Qu’opposerez-vous aux faux jugements, à l’injure, aux clameurs ? — Rien.
Les deux Amis, acte IV, scène VII.



AVERTISSEMENT DE L’AUTEUR

Pour faciliter les positions théâtrales aux acteurs de province ou de société qui joueront ce drame, on a fait imprimer, au commencement de chaque scène, le nom des personnages, dans l’ordre où les comédiens français se sont placés, de la droite à la gauche, au regard des spectateurs. Le seul mouvement du milieu des scènes reste abandonné à l’intelligence des acteurs.

Cette attention de tout indiquer peut paraître minutieuse aux indifférents ; mais elle est agréable à ceux qui se destinent au théâtre, ou qui en font leur amusement, surtout s’ils savent avec quel soin les comédiens français les plus consommés dans leur art se consultent, et varient leurs positions théâtrales aux répétitions, jusqu’à ce qu’ils aient rencontré les plus favorables, qui sont alors consacrées, pour eux et leurs successeurs, dans le manuscrit déposé à leur bibliothèque.

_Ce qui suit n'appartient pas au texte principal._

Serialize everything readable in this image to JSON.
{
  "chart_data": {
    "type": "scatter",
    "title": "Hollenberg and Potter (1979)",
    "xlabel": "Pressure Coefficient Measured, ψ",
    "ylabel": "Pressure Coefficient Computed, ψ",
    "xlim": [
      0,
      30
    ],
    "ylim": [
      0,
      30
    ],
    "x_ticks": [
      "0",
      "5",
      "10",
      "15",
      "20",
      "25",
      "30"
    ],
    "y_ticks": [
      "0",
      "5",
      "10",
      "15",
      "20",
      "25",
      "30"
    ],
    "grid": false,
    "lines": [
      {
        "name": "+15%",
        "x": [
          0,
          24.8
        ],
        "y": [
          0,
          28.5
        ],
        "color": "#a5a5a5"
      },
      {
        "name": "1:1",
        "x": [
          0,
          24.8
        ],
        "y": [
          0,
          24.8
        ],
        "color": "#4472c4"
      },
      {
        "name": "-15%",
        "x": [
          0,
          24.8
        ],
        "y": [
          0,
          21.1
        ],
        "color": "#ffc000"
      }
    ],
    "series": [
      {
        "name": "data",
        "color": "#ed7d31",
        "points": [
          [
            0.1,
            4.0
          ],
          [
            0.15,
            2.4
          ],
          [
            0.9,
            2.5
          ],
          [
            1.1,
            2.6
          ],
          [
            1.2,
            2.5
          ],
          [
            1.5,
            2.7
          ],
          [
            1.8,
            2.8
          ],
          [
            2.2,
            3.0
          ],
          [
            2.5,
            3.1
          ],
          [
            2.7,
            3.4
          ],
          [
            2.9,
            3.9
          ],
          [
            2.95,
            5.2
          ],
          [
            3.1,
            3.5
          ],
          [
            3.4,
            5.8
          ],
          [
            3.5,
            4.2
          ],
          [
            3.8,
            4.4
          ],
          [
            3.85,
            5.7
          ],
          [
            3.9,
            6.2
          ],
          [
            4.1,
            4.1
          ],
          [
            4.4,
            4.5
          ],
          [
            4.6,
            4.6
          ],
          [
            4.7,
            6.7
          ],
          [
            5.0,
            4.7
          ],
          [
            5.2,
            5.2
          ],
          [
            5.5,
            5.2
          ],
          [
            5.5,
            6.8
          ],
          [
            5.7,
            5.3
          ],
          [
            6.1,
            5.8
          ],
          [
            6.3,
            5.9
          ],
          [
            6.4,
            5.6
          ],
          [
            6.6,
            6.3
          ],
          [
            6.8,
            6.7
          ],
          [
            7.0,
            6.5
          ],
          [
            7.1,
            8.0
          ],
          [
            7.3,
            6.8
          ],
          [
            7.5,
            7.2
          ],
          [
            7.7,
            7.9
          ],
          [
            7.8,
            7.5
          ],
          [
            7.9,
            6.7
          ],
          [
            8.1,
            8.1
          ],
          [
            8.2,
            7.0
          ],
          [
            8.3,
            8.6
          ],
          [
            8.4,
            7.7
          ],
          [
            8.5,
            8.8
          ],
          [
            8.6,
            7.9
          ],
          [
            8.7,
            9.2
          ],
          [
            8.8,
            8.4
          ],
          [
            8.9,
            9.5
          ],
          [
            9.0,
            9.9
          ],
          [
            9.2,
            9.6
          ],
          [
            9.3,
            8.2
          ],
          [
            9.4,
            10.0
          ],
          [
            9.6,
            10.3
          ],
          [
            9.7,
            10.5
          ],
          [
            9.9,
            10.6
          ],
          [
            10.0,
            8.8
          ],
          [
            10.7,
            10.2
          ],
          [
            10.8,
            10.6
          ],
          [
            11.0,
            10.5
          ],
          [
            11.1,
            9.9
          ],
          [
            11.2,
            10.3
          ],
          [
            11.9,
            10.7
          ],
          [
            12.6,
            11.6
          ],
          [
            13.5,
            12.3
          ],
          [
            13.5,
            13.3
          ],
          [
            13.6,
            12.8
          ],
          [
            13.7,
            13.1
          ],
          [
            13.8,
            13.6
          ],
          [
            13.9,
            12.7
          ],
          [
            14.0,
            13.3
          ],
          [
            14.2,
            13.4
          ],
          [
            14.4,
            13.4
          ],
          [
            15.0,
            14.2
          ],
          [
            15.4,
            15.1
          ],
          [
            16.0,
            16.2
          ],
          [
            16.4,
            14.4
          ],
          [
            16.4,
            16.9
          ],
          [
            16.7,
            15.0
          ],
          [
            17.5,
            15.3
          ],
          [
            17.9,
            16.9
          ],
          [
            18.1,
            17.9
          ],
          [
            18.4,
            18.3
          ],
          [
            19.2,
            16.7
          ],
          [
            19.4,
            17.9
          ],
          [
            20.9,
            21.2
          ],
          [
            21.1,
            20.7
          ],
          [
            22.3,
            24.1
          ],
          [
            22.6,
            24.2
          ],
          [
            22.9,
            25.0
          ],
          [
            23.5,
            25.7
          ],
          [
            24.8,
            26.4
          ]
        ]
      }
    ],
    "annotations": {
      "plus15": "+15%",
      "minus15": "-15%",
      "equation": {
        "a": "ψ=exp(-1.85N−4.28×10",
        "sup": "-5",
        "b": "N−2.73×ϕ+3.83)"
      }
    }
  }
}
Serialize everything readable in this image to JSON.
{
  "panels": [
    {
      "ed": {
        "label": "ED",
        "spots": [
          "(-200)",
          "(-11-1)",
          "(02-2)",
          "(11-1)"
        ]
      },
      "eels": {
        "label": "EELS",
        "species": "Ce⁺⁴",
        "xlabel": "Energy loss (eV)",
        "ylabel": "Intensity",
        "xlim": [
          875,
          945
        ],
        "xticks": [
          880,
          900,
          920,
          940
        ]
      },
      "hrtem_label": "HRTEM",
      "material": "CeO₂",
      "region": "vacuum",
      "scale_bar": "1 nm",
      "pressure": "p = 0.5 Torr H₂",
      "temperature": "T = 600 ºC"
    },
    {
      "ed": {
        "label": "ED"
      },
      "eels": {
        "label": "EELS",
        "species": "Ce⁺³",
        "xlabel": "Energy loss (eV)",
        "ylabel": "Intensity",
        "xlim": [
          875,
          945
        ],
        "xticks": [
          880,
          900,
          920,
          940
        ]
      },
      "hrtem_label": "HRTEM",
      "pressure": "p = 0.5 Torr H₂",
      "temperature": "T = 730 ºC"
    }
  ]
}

C’est en faveur des mêmes personnes que l’on a partout indiqué la pantomime. Elles sauront gré à celui qui s’est donné quelques peines pour leur en épargner ; et si le drame, par cette façon de l’écrire, perd un peu de sa chaleur à la lecture, il y gagnera beaucoup de vérité à la représentation.


PERSONNAGES

AURELLY, riche négociant de Lyon : homme vif, honnête, franc et naïf.

MÉLAC père, receveur général des fermes à Lyon : philosophe sensible.

PAULINE, nièce d’Aurelly, élevée par Mélac père : jeune personne au-dessus de son âge.

MÉLAC fils, élevé avec Pauline : jeune homme bouillant et d’une sensibilité excessive.

SAINT-ALBAN, fermier général en tournée : homme du monde estimable.

DABINS, caissier d’Aurelly, protégé de Mélac père : homme de jugement, et fort attaché à son protecteur.

ANDRÉ, domestique de la maison : garçon très-simple.


La scène est à Lyon, dans le salon commun d’une maison occupée par Aurelly et Mélac.


ACTE PREMIER


Il est dix heures du matin. Le théâtre représente un salon ; à l’un des côtés est un clavecin ouvert, avec un pupitre chargé de musique. Pauline, en peignoir, est assise devant ; elle joue une pièce. Mélac, debout à côté d’elle, en habit du matin, ses cheveux relevés avec un peigne, un violon à la main, l’accompagne. La toile selève aux premières mesures de l’andante.

Scène I


PAULINE, MÉLAC fils.
PAULINE, après que la pièce est jouée.
PAULINE

Comment trouvez-vous cette sonate ?

MÉLAC FILS.

Votre brillante exécution la fait beaucoup valoir.

PAULINE.

C’est votre avis que je demande, et non des éloges.

MÉLAC FILS.

Je le dis aussi : elle me plairait moins sous les doigts d’un autre.

PAULINE se lève.

Fort bien ; mais je m’en vais, je n’ai point encore vu mon oncle.

MÉLAC FILS l’arrête.

Il est sorti ; il va…

PAULINE.

À la bourse, apparemment ?

MÉLAC FILS.

Je le crois. Le payement s’ouvre demain. Ce temps critique et dangereux pour les négociants de Lyon exige qu’ils se voient…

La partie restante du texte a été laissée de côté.